In America we place the gold brick ahead of the gold mine. We mix alloy of duplicity and greed with the virgin metal of our standard of value. By improved mining methods we nearly double our output of gold, and so cheapen it by well-nigh a half. This shrunken gold dollar is small enough; but that is not all. We adulterate and divide it by, say, another half when we falsely double its cost. This we certainly do when we issue counterfeit promises as against good coin; for in civilization and commerce always the genuine coinage has to pay the cost of the counterfeit. Your tailor charges you a stiff price for your suit of clothes. That covers the clothes of the dead beats who did not pay. To allow the sale of a fraudulent mining stock is to depreciate the basis of this country's values.

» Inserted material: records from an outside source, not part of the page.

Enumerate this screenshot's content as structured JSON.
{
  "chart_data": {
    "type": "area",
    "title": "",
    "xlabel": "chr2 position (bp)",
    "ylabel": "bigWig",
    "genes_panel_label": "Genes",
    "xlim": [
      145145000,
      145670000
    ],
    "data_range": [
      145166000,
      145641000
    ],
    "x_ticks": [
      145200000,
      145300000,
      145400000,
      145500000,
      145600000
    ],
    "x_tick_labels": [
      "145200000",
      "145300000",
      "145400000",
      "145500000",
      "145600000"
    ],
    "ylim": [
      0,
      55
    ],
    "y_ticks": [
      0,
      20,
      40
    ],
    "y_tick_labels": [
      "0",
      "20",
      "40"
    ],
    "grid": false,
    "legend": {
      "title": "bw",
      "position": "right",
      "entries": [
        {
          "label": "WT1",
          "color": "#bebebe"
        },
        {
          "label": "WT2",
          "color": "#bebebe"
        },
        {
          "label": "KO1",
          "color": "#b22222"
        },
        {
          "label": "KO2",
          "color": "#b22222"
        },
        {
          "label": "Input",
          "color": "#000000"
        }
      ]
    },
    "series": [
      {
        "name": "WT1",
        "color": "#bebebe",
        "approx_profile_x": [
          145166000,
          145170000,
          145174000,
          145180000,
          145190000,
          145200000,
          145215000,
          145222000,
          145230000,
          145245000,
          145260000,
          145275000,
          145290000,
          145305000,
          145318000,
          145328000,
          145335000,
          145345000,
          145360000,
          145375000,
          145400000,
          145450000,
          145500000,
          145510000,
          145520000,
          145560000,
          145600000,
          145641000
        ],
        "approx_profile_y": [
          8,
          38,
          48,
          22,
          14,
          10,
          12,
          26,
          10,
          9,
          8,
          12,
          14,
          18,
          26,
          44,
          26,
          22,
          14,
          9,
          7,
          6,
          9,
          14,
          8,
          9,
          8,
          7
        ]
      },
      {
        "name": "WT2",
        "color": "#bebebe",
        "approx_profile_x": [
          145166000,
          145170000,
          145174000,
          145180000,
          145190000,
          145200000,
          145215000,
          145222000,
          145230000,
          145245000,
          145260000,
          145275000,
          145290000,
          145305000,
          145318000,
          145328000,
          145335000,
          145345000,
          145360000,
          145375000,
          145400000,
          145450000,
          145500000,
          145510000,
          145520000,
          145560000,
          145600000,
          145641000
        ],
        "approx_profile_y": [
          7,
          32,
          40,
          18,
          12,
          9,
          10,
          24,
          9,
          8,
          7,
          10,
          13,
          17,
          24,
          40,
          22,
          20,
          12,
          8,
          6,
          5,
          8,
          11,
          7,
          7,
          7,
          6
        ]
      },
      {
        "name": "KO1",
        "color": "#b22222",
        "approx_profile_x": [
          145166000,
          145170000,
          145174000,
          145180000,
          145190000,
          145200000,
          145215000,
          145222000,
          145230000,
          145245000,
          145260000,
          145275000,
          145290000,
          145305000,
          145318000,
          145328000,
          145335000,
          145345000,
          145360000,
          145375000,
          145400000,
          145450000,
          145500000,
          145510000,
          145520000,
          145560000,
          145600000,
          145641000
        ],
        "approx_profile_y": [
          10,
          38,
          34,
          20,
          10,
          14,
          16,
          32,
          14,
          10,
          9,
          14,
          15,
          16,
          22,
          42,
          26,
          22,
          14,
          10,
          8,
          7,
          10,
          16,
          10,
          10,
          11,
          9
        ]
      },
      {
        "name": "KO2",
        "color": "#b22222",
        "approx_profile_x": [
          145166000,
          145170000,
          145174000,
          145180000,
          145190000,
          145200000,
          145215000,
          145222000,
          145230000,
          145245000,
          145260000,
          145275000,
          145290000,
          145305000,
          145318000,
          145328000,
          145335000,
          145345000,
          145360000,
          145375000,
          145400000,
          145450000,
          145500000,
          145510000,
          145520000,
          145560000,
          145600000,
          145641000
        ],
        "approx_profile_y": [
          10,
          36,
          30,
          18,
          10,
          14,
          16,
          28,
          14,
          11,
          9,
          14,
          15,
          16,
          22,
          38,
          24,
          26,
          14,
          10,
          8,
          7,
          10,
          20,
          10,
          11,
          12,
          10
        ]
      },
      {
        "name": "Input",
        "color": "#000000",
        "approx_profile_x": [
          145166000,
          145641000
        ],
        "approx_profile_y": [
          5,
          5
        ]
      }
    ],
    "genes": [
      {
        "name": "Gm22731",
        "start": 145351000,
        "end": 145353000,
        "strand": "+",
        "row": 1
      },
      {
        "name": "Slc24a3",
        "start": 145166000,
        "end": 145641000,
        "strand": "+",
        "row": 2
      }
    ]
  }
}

Such a wrong ought not to be allowed in a country claiming an enlightened government.
It is the thief who is protected in America, not his dupe. The old law of caveat emptor protects the SELLER of fake mining stocks, not the BUYER of them. There is little or no actually enforced law to protect the latter. That is to say, there is little or no actually enforced law to protect those who most need protection, those of small incomes, orphans who have no guardians, wage earners who have little education, widows whose life insurance is not quite enough to support them, women engaged in the desperate battle of life and needing more money, quick money, better to protect themselves. The fence between these and the natural perils of the world is slight enough. In America we break it down entirely.
We offer these helpless ones freely as victims to the greater cunning and strength of men wholly without sense of business honor or personal decency. When we do this, we also attack the whole system of savings banks, which is, or should be, the very bulwark of a nation's financial safety. Says the wolf to the widow, to the busy professional man, to the clerk, the stenographer, the wage earner: "Take your money out of the savings bank. What is three per cent. a year, when I can make you three hundred per cent. a year? Give your money to me!" We permit that. Our national government does not undertake to put a stop to it; our states do not undertake to do so; and this fact is more possible through actual lack of proper statutes than through any misinterpretation or lack of enforcement of the law.
The field is one devised by nature for the trickster. His success does not depend altogether on human gullibility; part of his argument rests on the conditions which surround the industry of mining, one which never can be free of extreme risk. All men know that gold is found far away, where living is high and means of transportation are scarce; that it costs large sums to find and dig it, and that such sums are more easily raised among the many than among the few. None of these attending features has weight to stop the capitalization of bona-fide enterprises. These latter are used as bait by men who have nothing bona-fide to offer, and who make their fattest profits out of their shallowest shafts.